Tuesday, June 21, 2011

Pretty picture: Chirita 'Deco' flower

As promised earlier, I present to you the first opened flower on my Chirita 'Deco:'


Very frustrated with the camera. I don't feel like it got the colors right, even after I tried to adjust them. This is possibly that thing again where cameras don't photograph blues and purples accurately. I don't know. In any case, it's a much nicer flower than I had been anticipating, it's lasted a long time, and there are more getting ready to open, so I'm pretty happy about this.


The plant's been in the (cool, humid) basement, in what I'd ordinarily call moderate light -- lots of fluorescent lights around, but it doesn't get much light from any of them. I would have assumed that the light it was getting was insufficient for blooming, except that it obviously wasn't.

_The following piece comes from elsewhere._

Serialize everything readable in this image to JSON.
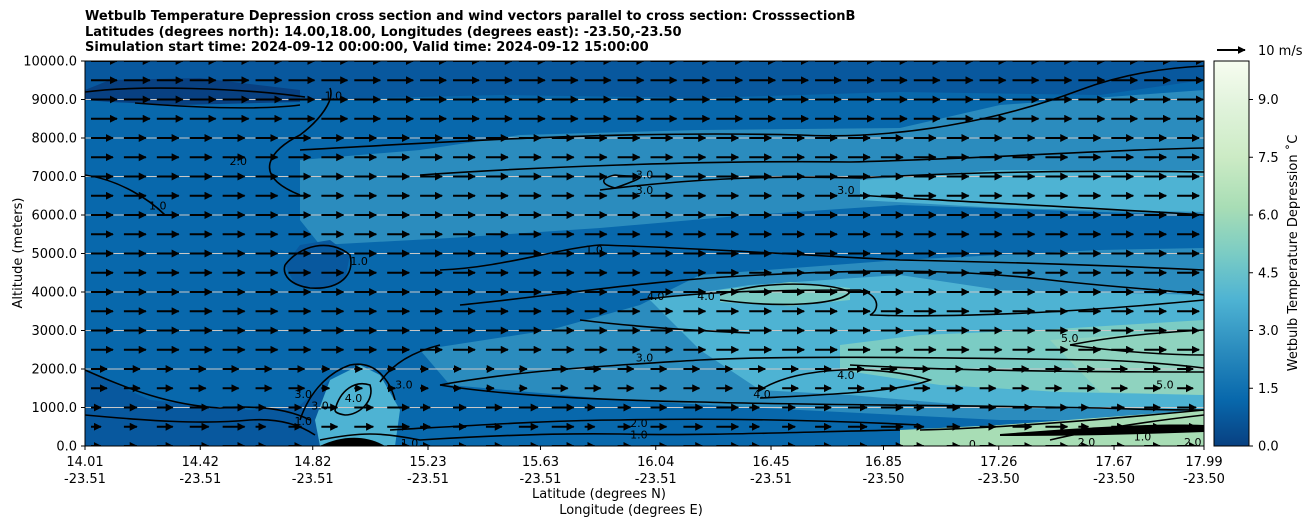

So here's a question, then -- why aren't Chiritas sold more often, if they're capable of this? There are a fair number of on-line sources, but I don't recall ever seeing one sold in a garden center. Too few flowers? Short-lived flowers? Hard to keep alive in a retail setting? Not attractive enough? Some Eastern-Iowa-specific quirk of the market? What's your guess?


9 comments:

Tom said...

We used to get in big, beautiful baskets of Chrita at work...we'd go through great lengths to tell everyone how great they were and how easy to grow and bloom they are...and still no one ever bought them. I think people are just dumb.

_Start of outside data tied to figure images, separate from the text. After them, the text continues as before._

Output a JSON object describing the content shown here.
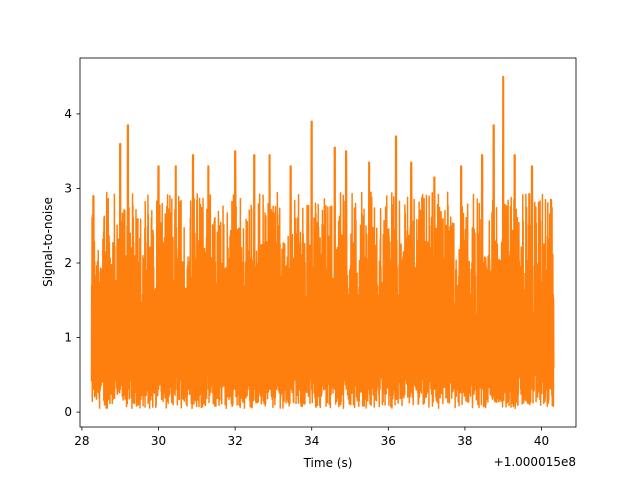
{
  "chart_data": {
    "type": "line",
    "title": "",
    "xlabel": "Time (s)",
    "ylabel": "Signal-to-noise",
    "x_offset_label": "+1.000015e8",
    "xlim": [
      27.95,
      40.9
    ],
    "ylim": [
      -0.2,
      4.75
    ],
    "xticks": [
      28,
      30,
      32,
      34,
      36,
      38,
      40
    ],
    "xtick_labels": [
      "28",
      "30",
      "32",
      "34",
      "36",
      "38",
      "40"
    ],
    "yticks": [
      0,
      1,
      2,
      3,
      4
    ],
    "ytick_labels": [
      "0",
      "1",
      "2",
      "3",
      "4"
    ],
    "grid": false,
    "series": [
      {
        "color": "#ff7f0e",
        "x_start": 28.25,
        "x_end": 40.32,
        "peaks": [
          {
            "x": 28.3,
            "y": 2.9
          },
          {
            "x": 29.0,
            "y": 3.6
          },
          {
            "x": 29.2,
            "y": 3.85
          },
          {
            "x": 30.0,
            "y": 3.3
          },
          {
            "x": 30.45,
            "y": 3.3
          },
          {
            "x": 30.9,
            "y": 3.45
          },
          {
            "x": 31.3,
            "y": 3.3
          },
          {
            "x": 32.0,
            "y": 3.5
          },
          {
            "x": 32.5,
            "y": 3.45
          },
          {
            "x": 32.9,
            "y": 3.45
          },
          {
            "x": 33.45,
            "y": 3.3
          },
          {
            "x": 34.0,
            "y": 3.9
          },
          {
            "x": 34.6,
            "y": 3.55
          },
          {
            "x": 34.9,
            "y": 3.5
          },
          {
            "x": 35.5,
            "y": 3.35
          },
          {
            "x": 36.2,
            "y": 3.7
          },
          {
            "x": 36.6,
            "y": 3.35
          },
          {
            "x": 37.2,
            "y": 3.15
          },
          {
            "x": 37.9,
            "y": 3.3
          },
          {
            "x": 38.45,
            "y": 3.45
          },
          {
            "x": 38.75,
            "y": 3.85
          },
          {
            "x": 39.0,
            "y": 4.5
          },
          {
            "x": 39.3,
            "y": 3.45
          },
          {
            "x": 39.75,
            "y": 3.3
          },
          {
            "x": 40.25,
            "y": 2.85
          }
        ],
        "baseline_range": [
          0.05,
          2.9
        ]
      }
    ]
  }
}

Long Haired Lady Rider said...

My guess: The leaves snap rather easily, making them a bit difficult to transport. Plus, they haven't been in general culitvation very long.

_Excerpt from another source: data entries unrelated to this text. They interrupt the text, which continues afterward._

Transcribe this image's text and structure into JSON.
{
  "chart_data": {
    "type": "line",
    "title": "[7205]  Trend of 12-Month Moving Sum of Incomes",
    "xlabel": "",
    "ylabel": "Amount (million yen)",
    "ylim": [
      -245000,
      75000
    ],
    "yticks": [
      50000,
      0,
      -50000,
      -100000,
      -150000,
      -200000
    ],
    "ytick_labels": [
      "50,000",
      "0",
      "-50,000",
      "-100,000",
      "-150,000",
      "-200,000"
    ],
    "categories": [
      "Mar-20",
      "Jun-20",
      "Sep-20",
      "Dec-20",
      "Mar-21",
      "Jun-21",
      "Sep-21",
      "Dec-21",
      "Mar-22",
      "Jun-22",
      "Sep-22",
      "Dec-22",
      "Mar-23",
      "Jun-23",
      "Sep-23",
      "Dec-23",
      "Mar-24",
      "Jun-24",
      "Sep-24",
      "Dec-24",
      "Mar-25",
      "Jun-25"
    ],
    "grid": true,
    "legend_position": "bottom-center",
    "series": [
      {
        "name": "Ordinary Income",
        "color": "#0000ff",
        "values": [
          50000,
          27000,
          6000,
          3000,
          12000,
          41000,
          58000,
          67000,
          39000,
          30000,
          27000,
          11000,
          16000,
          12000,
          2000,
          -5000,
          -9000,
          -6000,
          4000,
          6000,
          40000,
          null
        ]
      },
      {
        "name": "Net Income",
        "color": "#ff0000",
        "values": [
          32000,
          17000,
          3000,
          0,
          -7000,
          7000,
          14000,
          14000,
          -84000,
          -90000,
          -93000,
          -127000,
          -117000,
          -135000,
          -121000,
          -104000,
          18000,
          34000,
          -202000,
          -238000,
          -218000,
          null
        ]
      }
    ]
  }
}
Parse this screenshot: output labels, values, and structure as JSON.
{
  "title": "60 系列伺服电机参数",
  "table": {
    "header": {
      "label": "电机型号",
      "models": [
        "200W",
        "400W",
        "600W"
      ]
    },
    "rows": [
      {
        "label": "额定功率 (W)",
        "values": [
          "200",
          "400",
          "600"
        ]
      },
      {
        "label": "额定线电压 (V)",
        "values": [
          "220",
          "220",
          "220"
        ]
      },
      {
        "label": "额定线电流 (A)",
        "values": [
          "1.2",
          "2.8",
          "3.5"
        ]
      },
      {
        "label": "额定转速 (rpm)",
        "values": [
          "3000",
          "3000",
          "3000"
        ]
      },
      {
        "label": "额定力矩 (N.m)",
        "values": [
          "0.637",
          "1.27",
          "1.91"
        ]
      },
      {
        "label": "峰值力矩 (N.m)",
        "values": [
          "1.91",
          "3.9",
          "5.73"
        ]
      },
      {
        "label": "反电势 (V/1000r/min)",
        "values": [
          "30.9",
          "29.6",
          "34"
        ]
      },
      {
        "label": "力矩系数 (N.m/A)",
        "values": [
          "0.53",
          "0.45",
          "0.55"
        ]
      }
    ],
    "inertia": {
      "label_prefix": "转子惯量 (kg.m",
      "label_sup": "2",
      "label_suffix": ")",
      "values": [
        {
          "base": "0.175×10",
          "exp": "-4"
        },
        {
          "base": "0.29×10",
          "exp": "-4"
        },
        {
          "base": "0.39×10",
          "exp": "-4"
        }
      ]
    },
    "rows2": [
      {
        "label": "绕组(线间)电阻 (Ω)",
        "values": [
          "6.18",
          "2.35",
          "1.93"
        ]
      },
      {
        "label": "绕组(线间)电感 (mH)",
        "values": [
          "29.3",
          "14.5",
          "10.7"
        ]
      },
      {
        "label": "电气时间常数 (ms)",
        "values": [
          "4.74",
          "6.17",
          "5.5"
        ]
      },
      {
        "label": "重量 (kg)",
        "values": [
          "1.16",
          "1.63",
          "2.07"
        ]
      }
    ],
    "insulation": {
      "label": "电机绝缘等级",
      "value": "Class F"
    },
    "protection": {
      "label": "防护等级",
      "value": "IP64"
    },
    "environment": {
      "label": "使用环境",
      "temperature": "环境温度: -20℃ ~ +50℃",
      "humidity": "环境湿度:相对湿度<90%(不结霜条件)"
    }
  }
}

Dirty Girl Gardening said...

i rarely see them either... adorable though.

The Expat Garden(er) said...

I think I'll second LHLR--makes sense that shipping Chirita may involve some less-than-desirable appearance because of leaf snappage. Happens to me all the time, and I just move them from one part of a shelf to another.

Glad to see you're taking better care of my plants than I ever did. I think this Chirita tried to flower for me once or twice, and then gave up and just started offsetting. I have one of those offsets growing here in Saudi Arabia, but it's far away from flowering!

RebelCowgirl said...

They're not very well know by most and aren't commercially promoted like it's cousin the African Violet. They are very pretty and just as interestingly beautiful as their Gessie cousins On a gardening forum I'm a member of I do know of a couple of people who have them but I haven't been able to find any to purchase locally myself. I do have a place where I can buy them, but it requires shipping and I'm always scared that I'll end up with a dead plant due to the changes in temperature from one place to the next. Not to mention the way the boxes are treated and the fact that the plant will end up stuck in a very hot truck for at least 1 day before reaching my door. These kinds of plants like warm temperatures, but I don't think they'd like been smothered in vehicle heat in the Florida sun. Our heat index right now is at 103 degrees with humidity.

RebelCowgirl said...

As for shipping Chrita, it shouldn't be any more difficult than shipping African Violets, Streptocarpus, and other Gesneriads. Yes the leaves can and do break easily, but the good thing is a lot of the times you can take the snapped leaves and grow new plants from those snapped leaves(if the leaves are still fairly firm to freshly broken firm).

Thomas said...

Maybe some people confuse them with Streptocarpus, because of the bloom. A shame 'cause they're much easier to grow and flower (good selling point?). They are a bit brittle though, and some customers can be really challenged when handling plants.

I've grown one for a few years ('Chastity'), eventually it grows a stem and branches, with a kind of bark, develops sort of a bonsai look. I like it a lot. I bought a start of 'Aiko' at a plant sale in May, and would love to get one of the variegated ones...

Anonymous said...

Give it time--in large part it's simply because they haven't been around very long. Most of the species were only introduced in the 1990's and the "new" hybrids have only been created in the last decade. While they are now well-known to gesneriad growers, they have yet to percolate out to the general growing public. In general form and culture they aren't too different from african violets, which will probably help. It's too bad that just as Chirita is getting some name recognition, recent taxonomic rearrangements mean that most of the species and hybrids are now being moved to the genus Primulina.

--John B., Chirita (Primulina) hybridizer

Anonymous said...

I have found the leaves are more forgiving if you let them dry out and go a bit limp-like. But not too much. They recover well from a dry spell. I just put supports under the leaves or put into a much deeper cache pot so that when the leaves stiffen up, they are in an attractive shape and not pointing downward.